Hamiltonians Without Ultraviolet Divergence for Quantum Field Theories

TL;DR

This paper introduces a new class of Hamiltonians for quantum field theories, called IBC Hamiltonians, which are mathematically well-defined and ultraviolet finite without the need for renormalization or particle smearing.

Contribution

It presents a novel approach to defining quantum field theory Hamiltonians using interior-boundary conditions, avoiding ultraviolet divergences and renormalization procedures.

Findings

IBC Hamiltonians are mathematically well-defined and ultraviolet finite.

They agree with renormalized Hamiltonians when both are known.

Explicit examples of IBC Hamiltonians are provided.

Abstract

We propose a way of defining Hamiltonians for quantum field theories without any renormalization procedure.
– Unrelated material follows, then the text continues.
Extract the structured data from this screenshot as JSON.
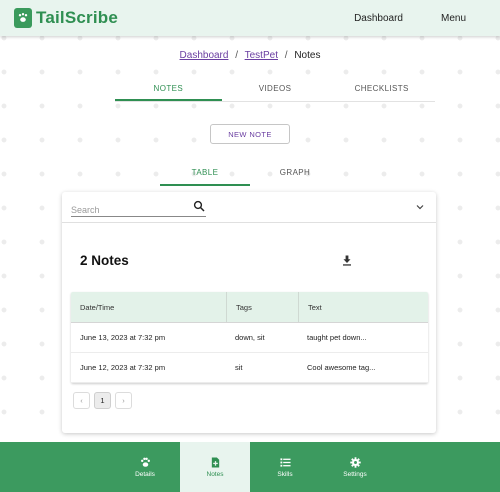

The resulting Hamiltonians, called IBC Hamiltonians, are mathematically well-defined (and in particular, ultraviolet finite) without an ultraviolet cut-off such as smearing out the particles over a nonzero radius; rather, the particles are assigned radius zero. These Hamiltonians agree with those obtained through renormalization whenever both are known to exist. We describe explicit examples of IBC Hamiltonians. Their definition, which is best expressed in the particle-position representation of the wave function, involves a kind of boundary condition on the wave function, which we call an interior-boundary condition (IBC). The relevant configuration space is one of a variable number of particles, and the relevant boundary consists of the configurations with two or more particles at the same location. The IBC relates the value (or derivative) of the wave function at a boundary point to the value of the wave function at an interior point (here, in a sector of configuration space corresponding to a lesser number of particles).